Yale SOM’s Schott: This Is Where The Manufacturing Jobs Really Went

Yale School of Management's Peter Schott is Poets&Quants' Professor of the Week for his research on job loss

Yale School of Management’s Peter Schott is Poets&Quants’ Professor of the Week for his research on job loss

Did the U.S. lose millions of manufacturing jobs because of globalization and trade? Or was technology the culprit?

The answer, according to a new study, is “yes”: Both technology and trade were responsible for the massive job losses that swept the Rust Belt and other once-proud manufacturing centers over the past four decades, although it’s difficult to quantify exactly what impact each one had. 

The paper, by Poets&Quants’ Professor of the Week, Peter K. Schott of the Yale School of Management, along with Teresa C. Fort of the Tuck School of Business at Dartmouth and Justin R. Pierce of the Federal Reserve, is called “New Perspectives on the Decline of U.S. Manufacturing Employment.” It was published last year in the peer-reviewed Journal of Economic Perspectives.

6.67 MILLION MANUFACTURING JOBS, 38% OF U.S. MANUFACTURING EMPLOYMENT, LOST

The authors start out with the grim statistics: Employment in U.S. manufacturing plummeted from 17.8 million in 1977 to 11.1 million in 2012, a loss of 6.7 million jobs, or 38% of manufacturing employment. But it came in two stages, dropping 12% from its late 1970s employment peak until 2000 but then plunging 25%, more than twice as much, from 2000 to 2012.

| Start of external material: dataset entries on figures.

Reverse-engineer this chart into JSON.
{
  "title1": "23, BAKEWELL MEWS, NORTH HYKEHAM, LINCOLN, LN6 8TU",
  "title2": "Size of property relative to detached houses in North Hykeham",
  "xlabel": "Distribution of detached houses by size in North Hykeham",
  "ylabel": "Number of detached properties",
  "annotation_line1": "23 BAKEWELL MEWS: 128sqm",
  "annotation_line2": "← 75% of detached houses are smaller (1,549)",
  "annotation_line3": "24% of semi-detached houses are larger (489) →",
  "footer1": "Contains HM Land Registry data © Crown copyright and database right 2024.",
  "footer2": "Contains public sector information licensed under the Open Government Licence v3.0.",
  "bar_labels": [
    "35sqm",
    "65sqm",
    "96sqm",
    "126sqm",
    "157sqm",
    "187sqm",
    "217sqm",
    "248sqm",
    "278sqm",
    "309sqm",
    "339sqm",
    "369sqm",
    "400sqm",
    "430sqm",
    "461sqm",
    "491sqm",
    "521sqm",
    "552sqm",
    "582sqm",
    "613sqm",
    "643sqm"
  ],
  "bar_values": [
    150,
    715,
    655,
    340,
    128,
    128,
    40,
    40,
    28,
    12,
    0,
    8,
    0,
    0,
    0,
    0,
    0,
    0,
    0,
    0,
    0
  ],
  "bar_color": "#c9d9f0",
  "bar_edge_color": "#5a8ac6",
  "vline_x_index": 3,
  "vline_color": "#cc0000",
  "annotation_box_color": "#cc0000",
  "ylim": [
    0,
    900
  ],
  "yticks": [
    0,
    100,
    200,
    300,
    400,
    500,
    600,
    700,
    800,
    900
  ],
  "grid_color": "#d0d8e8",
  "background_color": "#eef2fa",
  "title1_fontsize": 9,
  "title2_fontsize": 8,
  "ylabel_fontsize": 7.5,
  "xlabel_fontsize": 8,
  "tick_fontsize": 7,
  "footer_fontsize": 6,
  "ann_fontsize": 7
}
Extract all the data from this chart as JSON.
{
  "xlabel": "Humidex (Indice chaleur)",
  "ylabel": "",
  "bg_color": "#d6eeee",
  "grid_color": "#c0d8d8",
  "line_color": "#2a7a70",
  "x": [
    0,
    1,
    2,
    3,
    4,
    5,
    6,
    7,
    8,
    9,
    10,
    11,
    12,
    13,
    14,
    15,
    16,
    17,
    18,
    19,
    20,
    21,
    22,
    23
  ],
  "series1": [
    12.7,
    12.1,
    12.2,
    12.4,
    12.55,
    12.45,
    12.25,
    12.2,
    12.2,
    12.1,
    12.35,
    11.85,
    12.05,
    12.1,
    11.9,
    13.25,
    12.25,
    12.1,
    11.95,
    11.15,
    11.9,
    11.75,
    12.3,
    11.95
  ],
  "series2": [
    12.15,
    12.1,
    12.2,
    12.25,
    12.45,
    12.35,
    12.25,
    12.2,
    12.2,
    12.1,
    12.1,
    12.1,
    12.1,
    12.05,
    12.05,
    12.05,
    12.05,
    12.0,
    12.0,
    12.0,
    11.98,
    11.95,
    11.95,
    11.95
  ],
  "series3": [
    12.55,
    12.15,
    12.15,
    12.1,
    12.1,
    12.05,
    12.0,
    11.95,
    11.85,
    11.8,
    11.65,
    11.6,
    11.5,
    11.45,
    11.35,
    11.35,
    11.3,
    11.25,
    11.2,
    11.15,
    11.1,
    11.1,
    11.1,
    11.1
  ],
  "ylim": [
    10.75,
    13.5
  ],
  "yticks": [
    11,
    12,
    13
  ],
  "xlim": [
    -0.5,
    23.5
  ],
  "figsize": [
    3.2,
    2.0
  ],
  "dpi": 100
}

Those years encompassed the Internet bust, the September 11th   terrorist attacks, and the global financial crisis and Great Recession. But Schott and his co-authors drilled down into the U.S. Census Bureau’s Longitudinal Business Database to discern the impact of different macroeconomic factors in manufacturing’s decline. Determining exactly how many job losses were caused by technology or trade proved a daunting task, but they identified several themes that nonetheless illuminated the profound changes in employment the U.S. economy has seen.

First of all, they found firms going out of business were responsible for only one out of four jobs lost in U.S. manufacturing over the entire time period. What happened more often, they write, is that firms restructured, shuttering plants and focusing on nonmanufacturing (service) sectors, areas that have produced millions of new jobs while manufacturing employment shrank dramatically. “Adopting new technologies or adapting to import competition entails high fixed costs that continuing firms are better able to absorb and which are easier to implement by shuttering outmoded plants and opening new ones,” Schott and his co-authors write.

A RISE IN CHINESE IMPORTS COINCIDED WITH SHARP DECLINES IN U.S. EMPLOYMENT

Second, “domestic offshoring” of manufacturing jobs from unionized, high-cost regions to the lower-wage Sun Belt made a major impact. “We find a steady reallocation of manufacturing employment away from the north and east towards the south and west until 2000, when employment starts falling in all regions,” the researchers observe. “…Movement of U.S. manufacturing employment from the north and east towards the west and south up to 2000 may have been a precursor to international offshoring.”

“The 2000s is a period when firms’ use of computers and electronic networks increases,” the researchers note. Meanwhile, they point out, Chinese import penetration “rises relatively slowly in the 1990s before picking up in the 2000s.” That was when China was granted Permanent Normal Trade Relations before joining the World Trade Organization (WTO) in 2001. Earlier studies by Daron Acemoglu and David Autor of MIT, Schott himself, and others showed that momentous change coincided with sharp declines in employment and relative declines in cumulative earnings in the U.S.

“Both technology adoption and importing, including by U.S. producers, generally rise over the sample period, sometimes simultaneously,” the authors write, suggesting that these two trends worked hand in hand. They pose the question “whether technology adoption during this period was hastened by trade liberalization with China” but said both of them contributed to the huge drop in manufacturing jobs that have had so much economic, social and political impact over the past two decades.

Schott, 51, the Juan Trippe Professor of International Economics at Yale, focuses his research on how firms and workers respond to globalization, as well as the relationship between trade policy and firm productivity. He teaches classes in macroeconomics, international trade, and data analysis and has won teaching awards for the instruction of full-time and executive MBAs.

After earning his BS at The Wharton School of the University of Pennsylvania, Schott worked for five years at Sumitomo Bank, then returned to academia to get his master’s degree in political science and Ph.D. in business economics from UCLA. He joined the Yale SOM faculty in 1999 and has been there ever since.